Which diagram correctly shows the electric field lines of a negative charge that is not moving?
Now, we’ve been given four different diagrams. And we need to find out which one shows the correct set of electric field lines for a negative charge that’s not moving. And to do this, we need to know what electric field lines represent. So electric field lines represent the direction of force exerted on a positive charge in the electric field.
So let’s say we’ve got a positive charge right here. We’ll call it positive capital 𝑄. We won’t use lowercase 𝑞 because we’ve used lowercase 𝑞 in the diagrams already. Now we’ve got this positive charge 𝑄. And let’s place it in an electric field where the field lines, for example, are doing something like this.
Well since the electric field lines represent the direction of force on a positive charge, what that positive charge is going to do is to accelerate in this direction following the field lines. If the field lines do something like this for example and we placed a positive charge in that field, plus 𝑄, then what it will do is it will follow those field lines in that direction.
So how do we generate field lines? What do we need to know in order to be able to draw electric field lines? Well, we’ve just said that the field lines represent the direction of force on a positive charge. What do we know about positive charges? We know that they’re attracted to negative charges and repelled by other positive charges. Therefore, what we can do is to place a positive charge in any of these electric fields and see what would happen.

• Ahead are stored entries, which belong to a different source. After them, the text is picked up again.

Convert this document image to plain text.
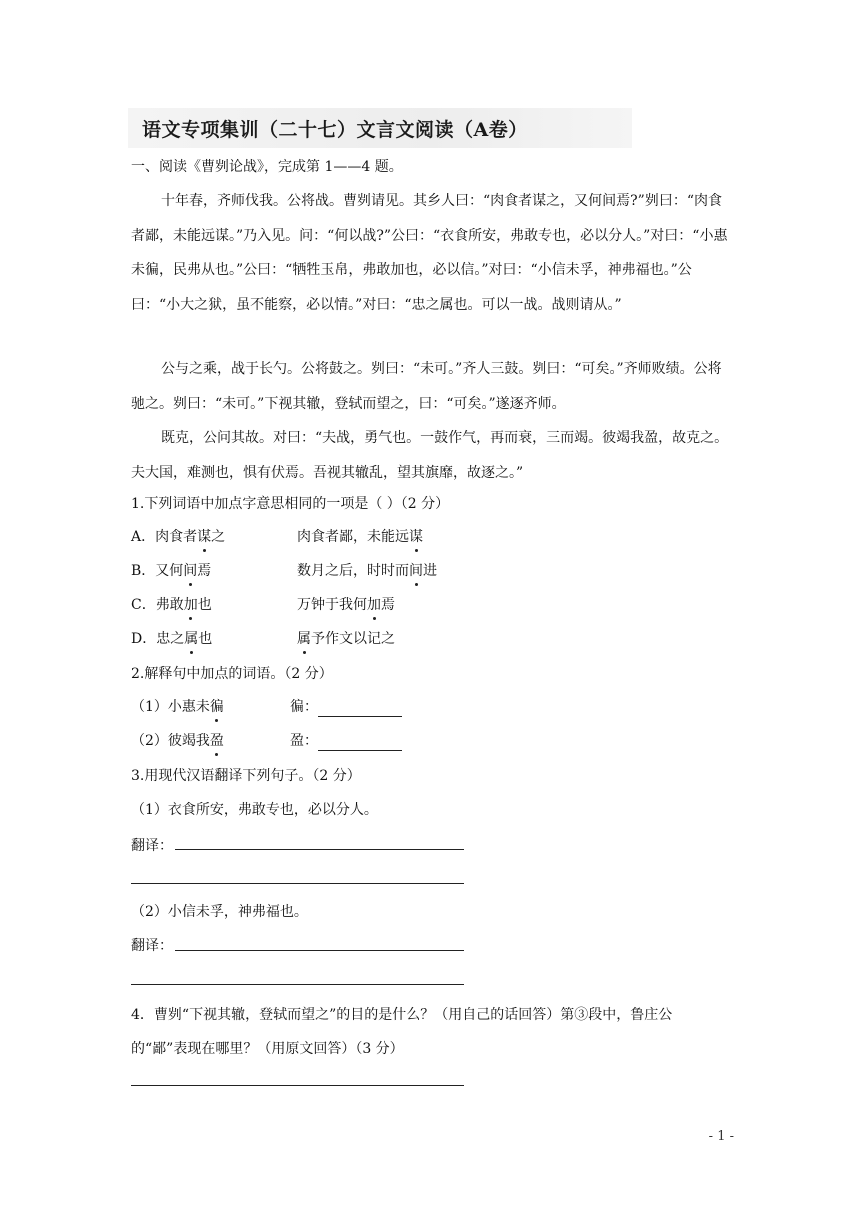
语文专项集训（二十七）文言文阅读（A卷）
一、阅读《曹刿论战》，完成第 1——4 题。

十年春，齐师伐我。公将战。曹刿请见。其乡人曰：“肉食者谋之，又何间焉?”刿曰：“肉食者鄙，未能远谋。”乃入见。问：“何以战?”公曰：“衣食所安，弗敢专也，必以分人。”对曰：“小惠未徧，民弗从也。”公曰：“牺牲玉帛，弗敢加也，必以信。”对曰：“小信未孚，神弗福也。”公曰：“小大之狱，虽不能察，必以情。”对曰：“忠之属也。可以一战。战则请从。”

公与之乘，战于长勺。公将鼓之。刿曰：“未可。”齐人三鼓。刿曰：“可矣。”齐师败绩。公将驰之。刿曰：“未可。”下视其辙，登轼而望之，曰：“可矣。”遂逐齐师。

既克，公问其故。对曰：“夫战，勇气也。一鼓作气，再而衰，三而竭。彼竭我盈，故克之。夫大国，难测也，惧有伏焉。吾视其辙乱，望其旗靡，故逐之。”

1.下列词语中加点字意思相同的一项是（ ）（2 分）
A．肉食者谋之	肉食者鄙，未能远谋
B．又何间焉	数月之后，时时而间进
C．弗敢加也	万钟于我何加焉
D．忠之属也	属予作文以记之
2.解释句中加点的词语。（2 分）
（1）小惠未徧	徧：
（2）彼竭我盈	盈：
3.用现代汉语翻译下列句子。（2 分）
（1）衣食所安，弗敢专也，必以分人。
翻译：
（2）小信未孚，神弗福也。
翻译：
4．曹刿“下视其辙，登轼而望之”的目的是什么？（用自己的话回答）第③段中，鲁庄公
的“鄙”表现在哪里？（用原文回答）（3 分）
- 1 -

So let’s say we placed a positive charge capital 𝑄 in the electric field of diagram a, what would happen to it? Well it would follow the field line, and it would be meeting the negative charge here. That makes sense. Positive charges are attracted to negative charges. And this is true wherever we place the positive charge. It will follow the field lines and meet the negative charge.
If we place it here, it will follow the field line and meet the negative charge. So this kind of looks like the correct answer. But let’s go through the other ones just to make sure that they’re all wrong. So let’s look at diagram b. Let’s say we placed a positive charge here. Well what it’s gonna do is just follow the field line and go around in a circle. That makes absolutely no sense at all.
The positive charge needs to be attracted to the negative charge. Moreover, we can realize that electric field lines begin on positive charges and they must end on negative charges. This is because when positive charges and negative charges are placed in close vicinity, the positive charge and negative charge should be attracted to each other. So any small test positive charge placed in the electric field of a negative charge should be attracted to that negative charge.
Looking at diagram c then, let’s say we placed a positive charge here. Well in this case, it sort of comes along to meet the negative charge as expected. But if we had placed it here, it goes away from the negative charge. That doesn’t make sense either. Also another thing to note is that in this case we’ve got alternating field lines that go towards and away from the negative charge.
If that is how field lines worked, which is not, but if that is how they worked, how would we differentiate between positive charges and negative charges? Because the field lines of the positive charges would look exactly the same. Some of them would be going out, and some of them would be going in to the positive charge. So in that case, there would be no difference between positive and negative charges. So clearly this can’t be the answer.
So, very swiftly, we can move on to diagram d. Let’s say we placed a positive charge here. Well it moves away from the charge, same thing if we placed it here, same thing if we placed it here. Now this doesn’t make sense either because this looks more like the electric field of a positive charge. This diagram would be correct if we simply did this; that is, if the charge was a positive charge.
That way our test positive charge, the little orange one here, would be repelled by the big positive charge, this one. But anyway, the question is asking us for the field lines of a negative charge. And so, our final answer is that diagram a correctly shows the electric field lines of a negative charge that’s not moving.